Mais comme le note le chercheur Antoine Courmont, la globalisation d’un premier modèle de « Smart City » a échoué au début des années 2010. « [Les entreprises technologiques] se sont trouvées confrontées à la complexité du fonctionnement des villes difficilement commensurables par le biais de données et d’algorithmes[1]. » Selon Olivier Tesquet, la « Safe City » est en train de tout faire pour résoudre ce problème. « Aux quatre coins du monde, la rente sécuritaire permet de conquérir le pouvoir ou de le conserver, et il est dès lors beaucoup plus simple de vendre des solutions clés en main à des collectivités intéressées. Ainsi, on voit Huawei équiper généreusement Belgrade en milliers de caméras boostées à la reconnaissance faciale, ou Thales proposer son modèle à Mexico aussi bien qu’à Nice. Là où la “Smart City” était un néologisme dépolitisé, la “Safe City” lui rend sa raison d’être : la surveillance et le contrôle social[2]. »
Ce processus fait face à des contradictions institutionnelles des résistances populaires. En France, alors que la Région Sud avait prévu de mettre en place des portiques à reconnaissance faciale à l’entrée de deux lycées de quartiers populaires à Nice et à Marseille, le tribunal administratif et la CNIL ont interdit l’expérimentation sous la pression de collectifs comme la Quadrature du Net, de syndicats de professeurs et associations de parents d’élèves.
Dès l’apparition de la notion de « Safe and Smart City », un rapport de la Commission Nationale de l’Informatique et des Libertés (CNIL) avait dénoncé ce programme de ville «pilotée depuis un unique tableau de bord, avec l’algorithme comme grand ordonnateur », mettant en cause « un système centralisé qui risque de laminer un certain nombre de libertés[3] ». La « Safe and Smart City » désigne tout à la fois un programme, un mythe politique et une plateforme publicitaire où l’habitant est mis au centre pour « envisager ses habitudes et comportements comme autant d’informations à gérer ou de problèmes à résoudre[4] ». Comme l’expliquait le directeur de la communication du GICAT, elle est au centre des stratégies de « Recherche et développement » des industries de la guerre et du contrôle. « Notre cœur de métier c’est la Safe City », assure-t-il, même si « l’humain reste au cœur de l’opération* ».

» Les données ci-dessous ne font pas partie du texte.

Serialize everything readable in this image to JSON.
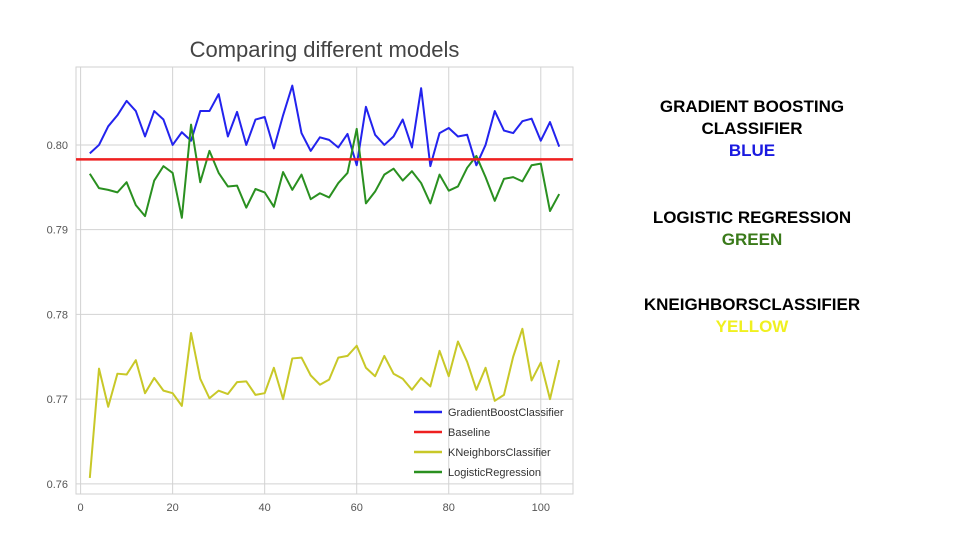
{
  "chart_data": {
    "type": "line",
    "title": "Comparing different models",
    "xlabel": "",
    "ylabel": "",
    "xlim": [
      -1,
      107
    ],
    "ylim": [
      0.7588,
      0.8092
    ],
    "x_ticks": [
      0,
      20,
      40,
      60,
      80,
      100
    ],
    "x_tick_labels": [
      "0",
      "20",
      "40",
      "60",
      "80",
      "100"
    ],
    "y_ticks": [
      0.76,
      0.77,
      0.78,
      0.79,
      0.8
    ],
    "y_tick_labels": [
      "0.76",
      "0.77",
      "0.78",
      "0.79",
      "0.80"
    ],
    "grid": true,
    "legend_position": "lower-right",
    "x": [
      2,
      4,
      6,
      8,
      10,
      12,
      14,
      16,
      18,
      20,
      22,
      24,
      26,
      28,
      30,
      32,
      34,
      36,
      38,
      40,
      42,
      44,
      46,
      48,
      50,
      52,
      54,
      56,
      58,
      60,
      62,
      64,
      66,
      68,
      70,
      72,
      74,
      76,
      78,
      80,
      82,
      84,
      86,
      88,
      90,
      92,
      94,
      96,
      98,
      100,
      102,
      104
    ],
    "series": [
      {
        "name": "GradientBoostClassifier",
        "color": "#2323ee",
        "values": [
          0.799,
          0.8,
          0.8022,
          0.8035,
          0.8052,
          0.804,
          0.801,
          0.804,
          0.803,
          0.8,
          0.8015,
          0.8005,
          0.804,
          0.804,
          0.806,
          0.801,
          0.8039,
          0.8,
          0.803,
          0.8033,
          0.7996,
          0.8035,
          0.807,
          0.8014,
          0.7993,
          0.8009,
          0.8006,
          0.7997,
          0.8013,
          0.7976,
          0.8045,
          0.8012,
          0.8,
          0.801,
          0.803,
          0.7997,
          0.8067,
          0.7975,
          0.8014,
          0.802,
          0.801,
          0.8012,
          0.7976,
          0.8,
          0.804,
          0.8017,
          0.8014,
          0.8028,
          0.8031,
          0.8005,
          0.8027,
          0.7998
        ]
      },
      {
        "name": "Baseline",
        "color": "#ee2020",
        "values": [
          0.7983,
          0.7983,
          0.7983,
          0.7983,
          0.7983,
          0.7983,
          0.7983,
          0.7983,
          0.7983,
          0.7983,
          0.7983,
          0.7983,
          0.7983,
          0.7983,
          0.7983,
          0.7983,
          0.7983,
          0.7983,
          0.7983,
          0.7983,
          0.7983,
          0.7983,
          0.7983,
          0.7983,
          0.7983,
          0.7983,
          0.7983,
          0.7983,
          0.7983,
          0.7983,
          0.7983,
          0.7983,
          0.7983,
          0.7983,
          0.7983,
          0.7983,
          0.7983,
          0.7983,
          0.7983,
          0.7983,
          0.7983,
          0.7983,
          0.7983,
          0.7983,
          0.7983,
          0.7983,
          0.7983,
          0.7983,
          0.7983,
          0.7983,
          0.7983,
          0.7983
        ]
      },
      {
        "name": "KNeighborsClassifier",
        "color": "#c8c828",
        "values": [
          0.7607,
          0.7736,
          0.7691,
          0.773,
          0.7729,
          0.7746,
          0.7707,
          0.7725,
          0.771,
          0.7707,
          0.7692,
          0.7778,
          0.7724,
          0.7701,
          0.771,
          0.7706,
          0.772,
          0.7721,
          0.7705,
          0.7707,
          0.7737,
          0.77,
          0.7748,
          0.7749,
          0.7728,
          0.7717,
          0.7723,
          0.7749,
          0.7751,
          0.7763,
          0.7737,
          0.7727,
          0.7751,
          0.773,
          0.7724,
          0.7711,
          0.7725,
          0.7715,
          0.7757,
          0.7727,
          0.7768,
          0.7744,
          0.7711,
          0.7737,
          0.7698,
          0.7705,
          0.775,
          0.7783,
          0.7722,
          0.7743,
          0.77,
          0.7746
        ]
      },
      {
        "name": "LogisticRegression",
        "color": "#2a9020",
        "values": [
          0.7966,
          0.7949,
          0.7947,
          0.7944,
          0.7956,
          0.7929,
          0.7916,
          0.7958,
          0.7975,
          0.7967,
          0.7914,
          0.8024,
          0.7956,
          0.7993,
          0.7967,
          0.7951,
          0.7952,
          0.7926,
          0.7948,
          0.7944,
          0.7927,
          0.7968,
          0.7947,
          0.7965,
          0.7936,
          0.7943,
          0.7938,
          0.7955,
          0.7967,
          0.8019,
          0.7931,
          0.7945,
          0.7965,
          0.7972,
          0.7958,
          0.7969,
          0.7955,
          0.7931,
          0.7965,
          0.7946,
          0.7951,
          0.7973,
          0.7987,
          0.7962,
          0.7934,
          0.796,
          0.7962,
          0.7957,
          0.7976,
          0.7978,
          0.7922,
          0.7942
        ]
      }
    ]
  },
  "annotations": [
    {
      "lines": [
        "GRADIENT BOOSTING",
        "CLASSIFIER"
      ],
      "color_word": "BLUE",
      "color": "#1a1ae0"
    },
    {
      "lines": [
        "LOGISTIC REGRESSION"
      ],
      "color_word": "GREEN",
      "color": "#3a7a1a"
    },
    {
      "lines": [
        "KNEIGHBORSCLASSIFIER"
      ],
      "color_word": "YELLOW",
      "color": "#f0f020"
    }
  ]
}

La « Safe and Smart City » s’apparente à une gestion de flux d’informations, de marchandises, de risques et de populations. Laurent Denizot, chargé de la « Safe City » au Conseil des industriels de la confiance et de la sécurité (CICS), développe ainsi l’idée de conjuguer ces flux à travers un « continuum numérique permanent[5] ». La filière française des industries de sécurité est regroupée autour du développement des « Safe Cities » depuis 2014 sous l’impulsion de l’État. Paris et Nice ont servi de premiers « démonstrateurs » pour une « plateforme connectée de sécurité du quotidien », tandis que Marseille constitue un grand terrain d’expérimentation avec le projet d’en faire la « première “Safe City” du continent[6] ». Un partenariat de coproduction a été mis en place avec des entreprises comme Atos, l’un des leaders mondiaux sur le marché des technologies digitales et numériques. La firme expérimente « des réseaux de communication de défense qui permettent aux acteurs de terrain de parler entre eux ». Le vaste réseau de vidéosurveillance marseillais devait être centralisé au sein d’un Centre de supervision urbain (CSU) développé par Engie Ineo. « L’ensemble des données recueillies par les caméras a vocation à alimenter un big data de la tranquillité publique […] afin de fournir aux forces de l’ordre une aide à la décision, voire dans certains cas une capacité prédictive », expliquait Caroline Pozmentier-Sportich, à l’époque maire adjointe à la sécurité publique de Marseille[7]. D’autres villes servent d’incubateurs pour les nouvelles technologies de contrôle social. À Valenciennes, l’entreprise chinoise Huawei a fourni gratuitement à la police municipale ses technologies de « vidéosurveillance intelligente » prétendant pouvoir déceler automatiquement les comportements déviants à la norme. La société IBM a procédé de la même manière dans le cadre d’un marché public à Toulouse, tandis qu’IDEMIA et Thales mettaient en pratique leurs systèmes de « vision assistée par ordinateur » en collaboration avec la Ville de Paris.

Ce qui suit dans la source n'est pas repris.